Finland, Singapore, and the U.S. are on an airplane that’s about to crash…


The title comes from a trope of jokes about the hilarity that results from dissimilar groupings of people (usually a rabbi, a priest, and a minister). Sometimes the joke is how alike they all are and sometimes, the dis-congruity of groupings makes that joke. That’s how I like to think about comparisons between the U.S. and countries like Finland and Singapore on international tests. The issue came up recently on Larry Ferlazzo’s blog in his response to a particularly brain-dead and specious argument about teacher quality (Do Teachers REALLY Come From The Bottom Third Of Colleges? Or Is That Statistic A Bunch Of Baloney?).
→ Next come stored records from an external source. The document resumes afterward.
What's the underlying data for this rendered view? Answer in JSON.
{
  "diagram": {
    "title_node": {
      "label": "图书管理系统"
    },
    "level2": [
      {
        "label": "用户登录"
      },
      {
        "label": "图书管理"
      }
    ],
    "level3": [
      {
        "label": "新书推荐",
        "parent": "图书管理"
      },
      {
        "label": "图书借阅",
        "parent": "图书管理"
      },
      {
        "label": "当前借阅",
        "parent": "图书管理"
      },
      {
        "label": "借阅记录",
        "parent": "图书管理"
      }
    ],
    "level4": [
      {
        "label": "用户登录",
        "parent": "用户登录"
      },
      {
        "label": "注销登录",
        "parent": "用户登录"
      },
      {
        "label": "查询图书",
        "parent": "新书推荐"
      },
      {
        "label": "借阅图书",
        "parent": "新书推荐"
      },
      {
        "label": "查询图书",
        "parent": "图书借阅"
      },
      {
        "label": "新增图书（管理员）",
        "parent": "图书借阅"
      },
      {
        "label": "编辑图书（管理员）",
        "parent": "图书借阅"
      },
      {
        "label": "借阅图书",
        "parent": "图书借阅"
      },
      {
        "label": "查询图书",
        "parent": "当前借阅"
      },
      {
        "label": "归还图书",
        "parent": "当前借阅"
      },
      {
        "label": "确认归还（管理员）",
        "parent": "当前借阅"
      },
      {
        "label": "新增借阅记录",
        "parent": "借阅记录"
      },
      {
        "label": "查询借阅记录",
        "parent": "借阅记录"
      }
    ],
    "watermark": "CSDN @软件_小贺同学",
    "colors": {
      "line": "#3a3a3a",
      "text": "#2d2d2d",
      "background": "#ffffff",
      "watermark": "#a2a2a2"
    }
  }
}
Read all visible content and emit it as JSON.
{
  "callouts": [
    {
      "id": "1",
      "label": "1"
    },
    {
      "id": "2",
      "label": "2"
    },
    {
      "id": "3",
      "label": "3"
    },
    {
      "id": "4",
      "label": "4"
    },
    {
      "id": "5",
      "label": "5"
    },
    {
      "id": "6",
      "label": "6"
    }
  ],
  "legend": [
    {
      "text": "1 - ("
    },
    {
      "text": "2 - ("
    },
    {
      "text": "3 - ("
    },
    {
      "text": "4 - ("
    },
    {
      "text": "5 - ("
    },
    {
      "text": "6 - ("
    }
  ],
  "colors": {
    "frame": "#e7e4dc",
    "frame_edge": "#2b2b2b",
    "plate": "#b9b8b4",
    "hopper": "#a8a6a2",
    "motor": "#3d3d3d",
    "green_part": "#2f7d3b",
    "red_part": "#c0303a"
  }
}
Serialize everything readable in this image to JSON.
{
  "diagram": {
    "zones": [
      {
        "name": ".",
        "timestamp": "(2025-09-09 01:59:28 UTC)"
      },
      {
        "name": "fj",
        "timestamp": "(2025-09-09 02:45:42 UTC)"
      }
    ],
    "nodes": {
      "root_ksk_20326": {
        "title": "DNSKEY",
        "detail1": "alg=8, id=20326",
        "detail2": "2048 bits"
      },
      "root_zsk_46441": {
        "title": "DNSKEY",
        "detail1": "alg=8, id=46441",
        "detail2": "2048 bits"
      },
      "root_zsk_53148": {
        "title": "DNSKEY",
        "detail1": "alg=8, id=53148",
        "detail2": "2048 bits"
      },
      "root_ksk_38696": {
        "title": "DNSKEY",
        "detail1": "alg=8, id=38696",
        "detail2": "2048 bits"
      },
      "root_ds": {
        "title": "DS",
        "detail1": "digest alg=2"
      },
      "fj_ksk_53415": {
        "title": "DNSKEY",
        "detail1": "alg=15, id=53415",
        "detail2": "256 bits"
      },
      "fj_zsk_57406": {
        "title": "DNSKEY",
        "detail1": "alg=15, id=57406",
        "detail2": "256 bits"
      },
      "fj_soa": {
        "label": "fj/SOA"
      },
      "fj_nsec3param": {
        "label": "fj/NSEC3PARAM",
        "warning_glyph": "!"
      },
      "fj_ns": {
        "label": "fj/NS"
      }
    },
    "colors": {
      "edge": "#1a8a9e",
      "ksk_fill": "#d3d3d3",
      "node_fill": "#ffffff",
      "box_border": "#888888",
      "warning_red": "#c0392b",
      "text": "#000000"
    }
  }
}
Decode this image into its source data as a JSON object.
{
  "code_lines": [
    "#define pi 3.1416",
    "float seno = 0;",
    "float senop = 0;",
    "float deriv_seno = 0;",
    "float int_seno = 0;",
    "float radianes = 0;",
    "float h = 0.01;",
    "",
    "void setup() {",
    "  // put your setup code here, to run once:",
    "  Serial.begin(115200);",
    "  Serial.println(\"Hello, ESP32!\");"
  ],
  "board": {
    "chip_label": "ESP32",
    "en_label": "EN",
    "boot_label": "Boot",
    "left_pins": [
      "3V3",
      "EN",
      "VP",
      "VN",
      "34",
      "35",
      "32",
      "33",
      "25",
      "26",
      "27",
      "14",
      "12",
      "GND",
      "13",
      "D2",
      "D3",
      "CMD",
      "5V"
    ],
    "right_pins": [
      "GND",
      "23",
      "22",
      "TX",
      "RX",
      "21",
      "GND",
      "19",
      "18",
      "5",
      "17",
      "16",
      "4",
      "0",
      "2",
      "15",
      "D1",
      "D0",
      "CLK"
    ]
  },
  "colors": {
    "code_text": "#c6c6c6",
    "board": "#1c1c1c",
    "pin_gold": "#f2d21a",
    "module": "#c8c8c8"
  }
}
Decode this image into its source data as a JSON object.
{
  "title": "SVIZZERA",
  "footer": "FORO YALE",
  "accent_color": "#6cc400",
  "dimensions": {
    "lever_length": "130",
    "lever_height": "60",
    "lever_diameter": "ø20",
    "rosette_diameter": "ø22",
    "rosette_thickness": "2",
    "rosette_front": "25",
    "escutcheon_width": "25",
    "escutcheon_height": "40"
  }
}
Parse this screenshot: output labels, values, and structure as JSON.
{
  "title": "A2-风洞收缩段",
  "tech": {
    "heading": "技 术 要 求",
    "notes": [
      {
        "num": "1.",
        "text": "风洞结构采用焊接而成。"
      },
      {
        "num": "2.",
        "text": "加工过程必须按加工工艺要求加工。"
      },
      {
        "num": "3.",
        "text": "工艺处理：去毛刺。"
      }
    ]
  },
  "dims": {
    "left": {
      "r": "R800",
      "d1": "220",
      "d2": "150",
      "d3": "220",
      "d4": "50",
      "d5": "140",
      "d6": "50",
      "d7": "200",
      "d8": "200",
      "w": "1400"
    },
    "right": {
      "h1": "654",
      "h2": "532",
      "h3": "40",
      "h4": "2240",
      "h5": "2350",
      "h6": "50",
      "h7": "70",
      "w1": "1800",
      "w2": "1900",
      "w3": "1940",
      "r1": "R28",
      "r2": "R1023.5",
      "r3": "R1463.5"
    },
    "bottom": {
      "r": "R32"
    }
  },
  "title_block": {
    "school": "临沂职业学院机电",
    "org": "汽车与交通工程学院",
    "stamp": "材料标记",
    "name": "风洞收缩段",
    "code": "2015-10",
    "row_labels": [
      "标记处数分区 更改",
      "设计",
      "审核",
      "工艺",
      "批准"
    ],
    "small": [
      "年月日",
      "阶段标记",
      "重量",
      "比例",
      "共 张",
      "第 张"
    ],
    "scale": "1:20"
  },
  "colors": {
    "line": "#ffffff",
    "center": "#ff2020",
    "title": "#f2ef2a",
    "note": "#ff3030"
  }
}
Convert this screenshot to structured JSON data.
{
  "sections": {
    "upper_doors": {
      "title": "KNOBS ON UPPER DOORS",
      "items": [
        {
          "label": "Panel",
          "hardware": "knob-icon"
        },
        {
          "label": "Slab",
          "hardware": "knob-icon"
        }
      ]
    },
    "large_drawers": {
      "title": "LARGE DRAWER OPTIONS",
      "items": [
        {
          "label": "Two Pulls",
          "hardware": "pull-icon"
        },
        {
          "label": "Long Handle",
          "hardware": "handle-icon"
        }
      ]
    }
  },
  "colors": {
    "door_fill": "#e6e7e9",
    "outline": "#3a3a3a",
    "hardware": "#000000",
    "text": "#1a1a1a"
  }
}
I was going to write a whole post just about the comparisons to Singapore and Finland, but I’ve decided to put up links because really all I would be doing is using information easily gotten from the posts of others:

  • The Bracey Report 2009
    Bracey takes apart  international score data to show that the U.S. may have lower average scores on math and science, but because we have a large number of students, and we have a large number of students at the high end of the distribution (offset in the average by the large number in the cellar of scores), we have more high-end math and science graduates, than countries that score higer on PISA. He also does a nice job on the breakdown of our scores by school poverty-level which yields and unsurprising correlation.